- Born: Lynda Faye Peek July 8, 1949 (age 76) Atlanta, Georgia
- Known for: Mixed media
- Awards: Distinguished Alumni Award from Emory University College of Arts and Sciences

= Amalia Amaki =

American art historian

Amalia K. Amaki (born Lynda Faye Peek, July 8, 1949) is an African-American artist, art historian, educator, film critic and curator who recently resided in Tuscaloosa, Alabama, where she was Professor of Modern and Contemporary Art at the University of Alabama at Tuscaloosa from 2007 to 2012.

==Background==
Lynda Faye Peek was born in Atlanta, Georgia, the fourth of six daughters. Her father, Norman Vance Peek, was a singer with the Deep South Boys of Macon, Georgia. She was a creative child and knew from a young age that she wanted to be an artist. She met African American painter Hale Woodruff, whom she cited as an influence on her work, when she was about 10 years old and made her first sale at the age of 13. She created still lifes from yarn and burlap bags that were included in a furniture display at Rich's Department Store in Atlanta. When a customer purchased the furniture, he assumed that her work was included in the sale.

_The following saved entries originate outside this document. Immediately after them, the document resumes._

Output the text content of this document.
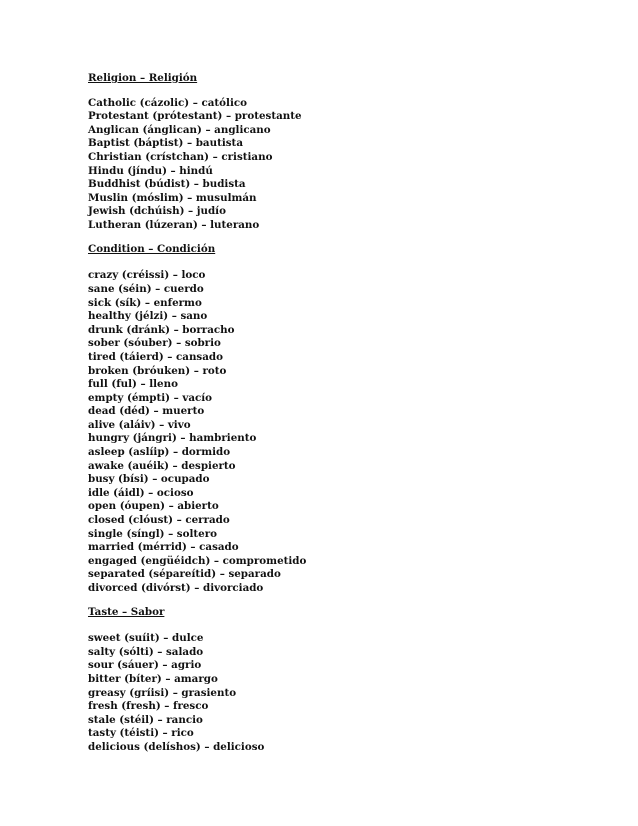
Religion – Religión

Catholic (cázolic) – católico

Protestant (prótestant) – protestante

Anglican (ánglican) – anglicano

Baptist (báptist) – bautista

Christian (crístchan) – cristiano

Hindu (jíndu) – hindú

Buddhist (búdist) – budista

Muslin (móslim) – musulmán

Jewish (dchúish) – judío

Lutheran (lúzeran) – luterano

Condition – Condición

crazy (créissi) – loco

sane (séin) – cuerdo

sick (sík) – enfermo

healthy (jélzi) – sano

drunk (dránk) – borracho

sober (sóuber) – sobrio

tired (táierd) – cansado

broken (bróuken) – roto

full (ful) – lleno

empty (émpti) – vacío

dead (déd) – muerto

alive (aláiv) – vivo

hungry (jángri) – hambriento

asleep (aslíip) – dormido

awake (auéik) – despierto

busy (bísi) – ocupado

idle (áidl) – ocioso

open (óupen) – abierto

closed (clóust) – cerrado

single (síngl) – soltero

married (mérrid) – casado

engaged (engüéidch) – comprometido

separated (sépareítid) – separado

divorced (divórst) – divorciado

Taste – Sabor

sweet (suíit) – dulce

salty (sólti) – salado

sour (sáuer) – agrio

bitter (bíter) – amargo

greasy (gríisi) – grasiento

fresh (fresh) – fresco

stale (stéil) – rancio

tasty (téisti) – rico

delicious (delíshos) – delicioso
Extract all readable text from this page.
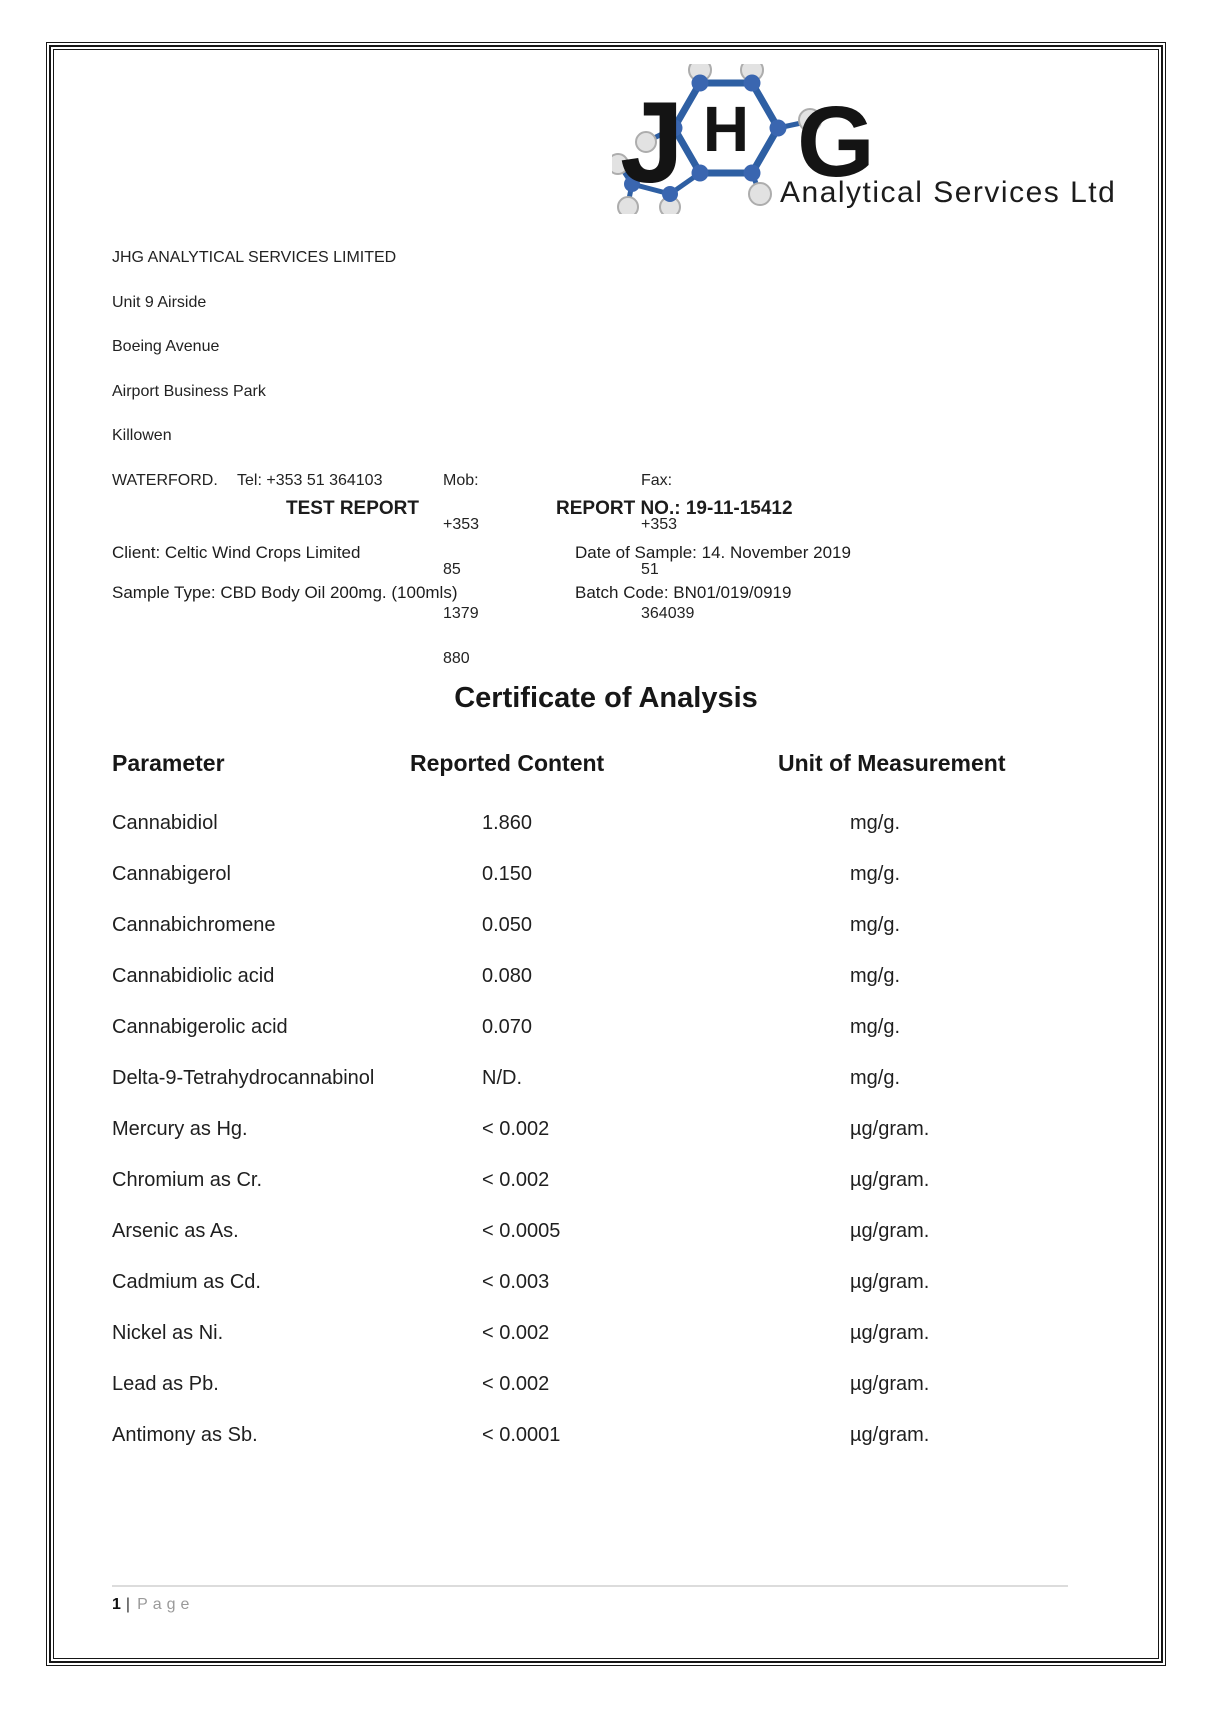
J H G
Analytical Services Ltd
JHG ANALYTICAL SERVICES LIMITED
Unit 9 Airside
Boeing Avenue
Airport Business Park
Killowen
WATERFORD. Tel: +353 51 364103	Mob: +353 85 1379 880
Fax: +353 51 364039
TEST REPORT	REPORT NO.: 19-11-15412
Client: Celtic Wind Crops Limited	Date of Sample: 14. November 2019
Sample Type: CBD Body Oil 200mg. (100mls)	Batch Code: BN01/019/0919
Certificate of Analysis
Parameter	Reported Content	Unit of Measurement
Cannabidiol	1.860	mg/g.
Cannabigerol	0.150	mg/g.
Cannabichromene	0.050	mg/g.
Cannabidiolic acid	0.080	mg/g.
Cannabigerolic acid	0.070	mg/g.
Delta-9-Tetrahydrocannabinol	N/D.	mg/g.
Mercury as Hg.	< 0.002	µg/gram.
Chromium as Cr.	< 0.002	µg/gram.
Arsenic as As.	< 0.0005	µg/gram.
Cadmium as Cd.	< 0.003	µg/gram.
Nickel as Ni.	< 0.002	µg/gram.
Lead as Pb.	< 0.002	µg/gram.
Antimony as Sb.	< 0.0001	µg/gram.
1 | Page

Peek graduated from Georgia State University in Atlanta in 1971 with a B.A. degree in journalism and psychology. She changed her name to Amalia K. Amaki in 1978 just prior to moving to New Mexico where she obtained a B.A. degree from the University of New Mexico in Albuquerque, New Mexico, in photography and art history. Amaki earned her M.A. degree (1992) in modern European and American art and a Ph.D. (1994) in twentieth-century American art and culture from Emory University in Atlanta. Amaki has taught art history at Spelman College, Morehouse College and Atlanta College of Art in Atlanta, Georgia; Kennesaw State University in Kennesaw, Georgia; and North Georgia College and State University in Dahlonega, Georgia. In 2001, she became Curator of the Paul R. Jones Collection of African American Art at the University of Delaware in Newark, Delaware where she was on the faculty in the Art History and Black Studies Departments until 2007.^{[3]} After leaving that position, she taught art, art history, and visual studies at the University of Alabama in Tuscaloosa, Alabama until 2012.

==Artwork==
Amaki's art work explores African-American life and culture through the use of photography frequently inlaid in boxes, quilts, and fans. She embellishes these pieces with found objects, like buttons, beads, flowers, and bits of fabric. Amaki first started working with buttons as a child, when her mother gave her buttons to play with because marbles were too boyish. Her work also includes photo (cyanotype) quilts and large scale digital photographs on fabric where portraiture is used as conduits to discussions of commercial profiling, cultural branding, and methods of advancing cultural assumptions.

===Collections===
Amaki's works of art can be found in numerous private art collections throughout the world, and are included in the permanent collection of the Museum of Fine Arts, Houston in Houston, Texas; the High Museum of Art in Atlanta, Georgia; the Minnesota Museum of American Art in St. Paul, Minnesota; the University of Delaware in Newark, Delaware; the Gibbes Museum of Art in Charleston, South Carolina; the Albany Museum of Art in Albany, Georgia, the Hammonds House Museum in Atlanta, Georgia; the Museum of Contemporary Art of Georgia (MOCA-GA) in Atlanta, Georgia and the Tubman African American Museum in Macon, Georgia, among others.

=== Exhibitions ===
- "Amalia Amaki: Boxes, Buttons and the Blues," an exhibition including 80 mixed-media works, resulted from a collaboration between the National Museum of Women in the Arts and the Spelman College Museum of Fine Art. It opened In Washington, D.C. at the National Museum of Women in the Arts where it was on display June 10-September 25, 2005 and then moved to Atlanta where it was at Spelman from January 26-May 13, 2006.
- “Homage: Poems and Images of Gratitude and Affection,” was hosted at the Arnold Art Gallery at Shorter University in 2011 and later at The Art Gallery at Eissey Campus, Palm Beach State College, 2014.

==Bibliography==
- Amaki, Amalia K. A Century of African American Art: The Paul R. Jones Collection. Newark, Del: University Museum, University of Delaware, 2004.
- National Museum of Women in the Arts (U.S.), Judy L. Larson, Andrea Barnwell Brownlee, Gloria Jean Wade Gayles, Leslie King-Hammond, and Amalia K. Amaki. Amalia Amaki: Boxes, Buttons and the Blues. Washington, D.C.: National Museum of Women in the Arts, 2005.
- Amaki, Amalia K. and Andrea Barnwell Brownlee. Hale Woodruff, Nancy Elizabeth Prophet, and the Academy. Seattle, WA: Spelman College Museum of Fine Art with University of Washington Press, 2007.
- Amaki, Amalia K. "Richard A. Long," introduction to Swann Galleries. The Richard A. Long Collection of African-American Art. 2014.
- Amaki, Amalia K., and Priscilla N. Davis. Tuscaloosa. Charleston, South Carolina: Arcadia Publishing, 2015.